Any investor keeping tabs on Enphase Energy (ENPH 3.80%) of late knows this year's been a tough one so far. Oh, its volatility is nothing new. The stock's 63% sell-off from its all-time high made late last year, however, is extreme.

What gives?

One reason is this solar power equipment maker's shares have proven highly sensitive to changes in California's so-called "net metering" rules, which allowed homeowners to sell solar-produced power back to the state's utility service providers.
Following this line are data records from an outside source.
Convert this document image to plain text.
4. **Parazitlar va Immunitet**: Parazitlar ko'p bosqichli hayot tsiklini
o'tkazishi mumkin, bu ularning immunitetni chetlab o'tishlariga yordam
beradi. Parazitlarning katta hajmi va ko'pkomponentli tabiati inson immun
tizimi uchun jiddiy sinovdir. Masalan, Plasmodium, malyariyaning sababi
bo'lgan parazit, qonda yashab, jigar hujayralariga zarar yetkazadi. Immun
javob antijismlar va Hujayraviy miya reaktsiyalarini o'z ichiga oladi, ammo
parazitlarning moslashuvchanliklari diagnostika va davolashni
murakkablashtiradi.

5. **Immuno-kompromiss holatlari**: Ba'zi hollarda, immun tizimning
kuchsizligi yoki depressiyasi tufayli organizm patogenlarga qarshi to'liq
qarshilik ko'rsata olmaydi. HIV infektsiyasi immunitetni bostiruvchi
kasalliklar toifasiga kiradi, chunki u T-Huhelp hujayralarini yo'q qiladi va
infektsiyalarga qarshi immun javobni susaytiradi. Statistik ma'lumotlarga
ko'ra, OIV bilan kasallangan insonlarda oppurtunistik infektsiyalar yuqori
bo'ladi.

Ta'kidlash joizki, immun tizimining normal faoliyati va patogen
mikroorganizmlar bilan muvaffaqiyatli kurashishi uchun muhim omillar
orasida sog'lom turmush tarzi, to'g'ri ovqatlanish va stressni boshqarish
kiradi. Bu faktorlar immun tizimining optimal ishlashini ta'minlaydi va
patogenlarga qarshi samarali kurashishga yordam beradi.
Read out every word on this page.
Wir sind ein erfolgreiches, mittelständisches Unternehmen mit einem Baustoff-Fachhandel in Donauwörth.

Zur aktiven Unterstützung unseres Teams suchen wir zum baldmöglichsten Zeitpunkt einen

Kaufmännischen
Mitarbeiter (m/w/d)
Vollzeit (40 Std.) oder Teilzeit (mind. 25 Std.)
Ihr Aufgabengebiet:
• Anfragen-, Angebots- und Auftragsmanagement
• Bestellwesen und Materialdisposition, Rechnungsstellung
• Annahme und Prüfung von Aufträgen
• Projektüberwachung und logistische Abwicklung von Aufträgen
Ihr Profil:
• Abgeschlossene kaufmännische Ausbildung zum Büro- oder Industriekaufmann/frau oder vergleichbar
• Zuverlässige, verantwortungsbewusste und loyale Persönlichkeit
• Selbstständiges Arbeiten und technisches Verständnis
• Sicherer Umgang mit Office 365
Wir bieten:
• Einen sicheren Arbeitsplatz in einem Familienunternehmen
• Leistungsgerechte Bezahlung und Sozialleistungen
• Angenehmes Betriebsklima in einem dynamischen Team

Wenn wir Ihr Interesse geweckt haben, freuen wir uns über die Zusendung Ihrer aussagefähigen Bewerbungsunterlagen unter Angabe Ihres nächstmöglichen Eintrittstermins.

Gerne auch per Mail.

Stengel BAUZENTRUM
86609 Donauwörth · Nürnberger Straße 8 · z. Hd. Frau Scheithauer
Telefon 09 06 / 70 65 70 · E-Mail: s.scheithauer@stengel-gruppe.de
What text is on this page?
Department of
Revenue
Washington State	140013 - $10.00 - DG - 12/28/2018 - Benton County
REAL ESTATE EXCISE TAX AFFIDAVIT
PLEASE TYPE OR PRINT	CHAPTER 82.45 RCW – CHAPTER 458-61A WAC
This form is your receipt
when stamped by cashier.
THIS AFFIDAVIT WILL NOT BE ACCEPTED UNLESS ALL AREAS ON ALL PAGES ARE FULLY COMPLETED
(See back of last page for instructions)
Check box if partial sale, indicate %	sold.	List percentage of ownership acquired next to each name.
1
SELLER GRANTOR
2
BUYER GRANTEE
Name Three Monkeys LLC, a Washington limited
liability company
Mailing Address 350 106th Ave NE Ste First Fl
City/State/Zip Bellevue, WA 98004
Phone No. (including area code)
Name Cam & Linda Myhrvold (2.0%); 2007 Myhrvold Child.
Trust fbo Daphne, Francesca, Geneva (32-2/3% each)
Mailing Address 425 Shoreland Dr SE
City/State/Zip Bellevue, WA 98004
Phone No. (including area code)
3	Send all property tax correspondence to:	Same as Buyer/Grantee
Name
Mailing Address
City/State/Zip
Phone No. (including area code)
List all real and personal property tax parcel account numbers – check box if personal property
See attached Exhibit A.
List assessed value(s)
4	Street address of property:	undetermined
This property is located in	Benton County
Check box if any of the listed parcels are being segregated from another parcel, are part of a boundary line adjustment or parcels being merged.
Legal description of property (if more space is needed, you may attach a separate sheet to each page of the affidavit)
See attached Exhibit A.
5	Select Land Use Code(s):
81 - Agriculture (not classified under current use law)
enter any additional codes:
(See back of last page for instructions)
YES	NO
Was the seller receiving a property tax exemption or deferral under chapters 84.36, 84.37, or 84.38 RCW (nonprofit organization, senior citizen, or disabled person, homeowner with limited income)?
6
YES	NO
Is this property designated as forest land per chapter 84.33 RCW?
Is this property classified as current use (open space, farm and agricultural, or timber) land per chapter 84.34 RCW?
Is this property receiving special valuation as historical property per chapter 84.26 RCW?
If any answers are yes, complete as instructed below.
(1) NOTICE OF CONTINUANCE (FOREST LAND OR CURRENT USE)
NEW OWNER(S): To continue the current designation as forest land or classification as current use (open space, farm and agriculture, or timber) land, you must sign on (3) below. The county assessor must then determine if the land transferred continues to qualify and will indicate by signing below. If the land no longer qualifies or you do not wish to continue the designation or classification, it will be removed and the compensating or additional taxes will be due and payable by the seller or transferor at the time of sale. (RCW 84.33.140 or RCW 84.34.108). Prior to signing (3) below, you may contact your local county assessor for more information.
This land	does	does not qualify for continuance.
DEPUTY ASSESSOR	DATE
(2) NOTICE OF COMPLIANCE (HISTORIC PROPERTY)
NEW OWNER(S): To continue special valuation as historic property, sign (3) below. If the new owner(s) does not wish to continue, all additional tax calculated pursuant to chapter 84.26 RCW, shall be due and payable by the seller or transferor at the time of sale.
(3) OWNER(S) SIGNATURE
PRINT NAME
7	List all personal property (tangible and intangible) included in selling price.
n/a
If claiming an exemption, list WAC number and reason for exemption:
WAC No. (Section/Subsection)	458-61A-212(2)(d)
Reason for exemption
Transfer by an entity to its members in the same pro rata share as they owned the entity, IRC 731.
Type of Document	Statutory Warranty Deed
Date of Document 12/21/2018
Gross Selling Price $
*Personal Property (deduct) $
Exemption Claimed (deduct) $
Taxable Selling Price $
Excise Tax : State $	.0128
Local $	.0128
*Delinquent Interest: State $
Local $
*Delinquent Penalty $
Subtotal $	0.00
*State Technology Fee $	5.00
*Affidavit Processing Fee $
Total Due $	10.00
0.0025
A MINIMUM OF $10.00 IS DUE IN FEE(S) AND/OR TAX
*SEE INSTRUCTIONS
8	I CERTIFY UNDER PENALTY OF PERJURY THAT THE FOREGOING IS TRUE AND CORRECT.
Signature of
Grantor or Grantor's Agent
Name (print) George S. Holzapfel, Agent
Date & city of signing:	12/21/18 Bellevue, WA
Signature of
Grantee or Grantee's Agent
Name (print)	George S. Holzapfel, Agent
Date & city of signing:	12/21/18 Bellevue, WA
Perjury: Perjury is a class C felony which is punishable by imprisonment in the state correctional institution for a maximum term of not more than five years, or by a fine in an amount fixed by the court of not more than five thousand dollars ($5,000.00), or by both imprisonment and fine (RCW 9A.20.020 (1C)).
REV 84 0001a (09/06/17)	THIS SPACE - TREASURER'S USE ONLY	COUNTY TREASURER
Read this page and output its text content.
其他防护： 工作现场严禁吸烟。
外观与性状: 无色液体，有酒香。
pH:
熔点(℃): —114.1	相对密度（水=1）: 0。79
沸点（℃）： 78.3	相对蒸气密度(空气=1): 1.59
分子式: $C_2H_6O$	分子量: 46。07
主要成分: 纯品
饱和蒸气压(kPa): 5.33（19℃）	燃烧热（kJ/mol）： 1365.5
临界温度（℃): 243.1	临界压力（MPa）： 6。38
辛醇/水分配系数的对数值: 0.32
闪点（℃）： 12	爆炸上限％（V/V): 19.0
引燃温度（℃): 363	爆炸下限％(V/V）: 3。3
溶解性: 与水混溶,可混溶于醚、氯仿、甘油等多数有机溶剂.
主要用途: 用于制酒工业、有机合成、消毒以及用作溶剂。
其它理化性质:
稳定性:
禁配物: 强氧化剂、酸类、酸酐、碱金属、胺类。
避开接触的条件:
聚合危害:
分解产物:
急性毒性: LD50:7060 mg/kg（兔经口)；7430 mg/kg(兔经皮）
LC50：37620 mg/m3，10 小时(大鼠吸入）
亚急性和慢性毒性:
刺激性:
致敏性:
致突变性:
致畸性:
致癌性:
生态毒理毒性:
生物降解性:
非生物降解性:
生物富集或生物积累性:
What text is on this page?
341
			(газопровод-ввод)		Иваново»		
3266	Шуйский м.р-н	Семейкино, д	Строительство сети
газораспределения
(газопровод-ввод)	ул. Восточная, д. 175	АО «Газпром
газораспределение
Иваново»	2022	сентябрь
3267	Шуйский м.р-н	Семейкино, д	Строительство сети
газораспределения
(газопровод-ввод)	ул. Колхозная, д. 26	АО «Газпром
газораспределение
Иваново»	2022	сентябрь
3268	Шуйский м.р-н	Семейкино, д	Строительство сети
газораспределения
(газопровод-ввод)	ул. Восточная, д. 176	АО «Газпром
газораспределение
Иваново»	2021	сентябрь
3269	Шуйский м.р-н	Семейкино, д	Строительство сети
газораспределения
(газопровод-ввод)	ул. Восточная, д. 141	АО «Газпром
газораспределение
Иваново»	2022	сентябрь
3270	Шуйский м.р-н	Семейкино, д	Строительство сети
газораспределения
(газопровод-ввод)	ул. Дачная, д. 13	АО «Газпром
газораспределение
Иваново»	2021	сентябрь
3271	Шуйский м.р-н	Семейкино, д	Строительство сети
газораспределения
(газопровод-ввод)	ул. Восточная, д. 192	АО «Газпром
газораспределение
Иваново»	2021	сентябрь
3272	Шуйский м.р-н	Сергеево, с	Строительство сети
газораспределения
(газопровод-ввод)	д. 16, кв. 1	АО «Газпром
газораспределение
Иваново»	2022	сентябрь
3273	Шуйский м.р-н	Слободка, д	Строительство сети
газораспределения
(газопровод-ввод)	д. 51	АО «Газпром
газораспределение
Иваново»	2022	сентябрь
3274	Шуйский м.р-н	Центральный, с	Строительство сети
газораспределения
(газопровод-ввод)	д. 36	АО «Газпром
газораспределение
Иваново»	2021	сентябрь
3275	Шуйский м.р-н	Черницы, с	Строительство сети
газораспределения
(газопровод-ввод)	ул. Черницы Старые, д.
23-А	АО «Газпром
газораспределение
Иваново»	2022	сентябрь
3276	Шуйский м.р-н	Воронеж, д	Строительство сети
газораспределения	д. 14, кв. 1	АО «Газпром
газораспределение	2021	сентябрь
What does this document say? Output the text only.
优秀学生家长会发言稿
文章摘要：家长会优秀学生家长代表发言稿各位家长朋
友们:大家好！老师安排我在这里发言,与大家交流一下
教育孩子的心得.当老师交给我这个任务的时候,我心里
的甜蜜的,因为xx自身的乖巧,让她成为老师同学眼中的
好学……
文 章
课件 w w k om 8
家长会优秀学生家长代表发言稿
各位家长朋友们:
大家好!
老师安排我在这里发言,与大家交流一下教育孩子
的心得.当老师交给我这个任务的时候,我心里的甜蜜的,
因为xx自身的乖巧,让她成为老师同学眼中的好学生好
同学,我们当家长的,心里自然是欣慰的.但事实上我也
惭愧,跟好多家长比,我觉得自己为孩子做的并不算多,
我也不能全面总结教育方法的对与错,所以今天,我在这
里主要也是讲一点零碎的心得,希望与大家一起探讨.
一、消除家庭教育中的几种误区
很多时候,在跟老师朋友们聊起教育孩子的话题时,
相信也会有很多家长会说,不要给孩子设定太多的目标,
Meanwhile, current and would-be homeowners are unsure if the investment in solar systems makes sense given home values' uncertain future and the growing difficulty of insuring these systems, particularly in Florida, where it's often sunny but also frequently stormy.

Let's also not ignore the fact that supply chains are still somewhat broken, and general economic lethargy is prompting consumers and corporations alike to cinch up their proverbial purse strings.

And these headaches are taking a clear toll on Enphase's sales and earnings. Although its fiscal (and calendar) second-quarter top line was up a healthy 34% year over year and therefore doubled per-share profits, its top line is apt to slightly sink year over year for the quarter now coming to a close. Next quarter is going to be even tougher.

Take a step back and look at the bigger picture, though. While the current bout of economic turbulence may be stifling purchases of home and business solar power systems, this is only a temporary headwind. The Solar Energy Industries Association and Wood Mackenzie still jointly predict that the U.S. will add a record-breaking 32 gigawatts of new solar power production capacity this year. That's up 52% from last year's net installations, with the solar power capacity in the U.S. on pace to triple between last year and 2027. Residential installations make up a big chunk of this past and projected capacity growth.

And that's an important detail for anyone considering investing in Enphase Energy. While its power inverters are certainly capable of handling utility-scale loads, Enphase's strength lies in serving the small-scale at-home market. The company's equipment integrates things like EV chargers, energy storage solutions, and even appliance-specific options into a single app.

3. ASML

Last but not least, add ASML (ASML 2.04%) to your list of growth stocks to buy if you're sitting on $3,000 in idle cash you'd like to put to work.

In simplest terms, ASML makes the equipment that chipmakers such as Intel and Taiwan Semiconductor Manufacturing need to manufacture their chips.

There was a time when semiconductor companies could handle this foundry work on their own or hire a variety of third-party manufacturers to do it. But as electronics in general (and computers in particular) have become far more powerful than thought possible just a couple of decades ago, the process for making chips, circuit boards, and computer processors has become stunningly advanced but equally complex.

Enter ASML, or more specifically, ASML's ultraviolet lithography (light-based etching) systems that bring super-small circuity into existence. These machines are powerful, necessary, and perhaps most important, proprietary. Although it can be imitated, between its patents and the sheer complexity of much of its technology, ASML's equipment can't be easily copied or even competed with. Indeed, the company's intellectual property has prompted ASML to be likened to a monopoly -- albeit a legal one -- in that it's the only company in the world that makes at-scale extreme ultraviolet lithography systems.

And the data supports the claim. Despite economic headwinds, this year's top line is expected to grow more than 22% following last year's 14% improvement. Income is growing accordingly.

ASML Revenue (Quarterly) Chart

ASML Revenue (Quarterly) data by YCharts

Do look for this growth to slow down next year, as the chip market stabilizes in conjunction with global economic stability (hopefully).

Even so, this company is in an incredible competitive position, serving a semiconductor market that's not only never going away, but never likely to stop growing.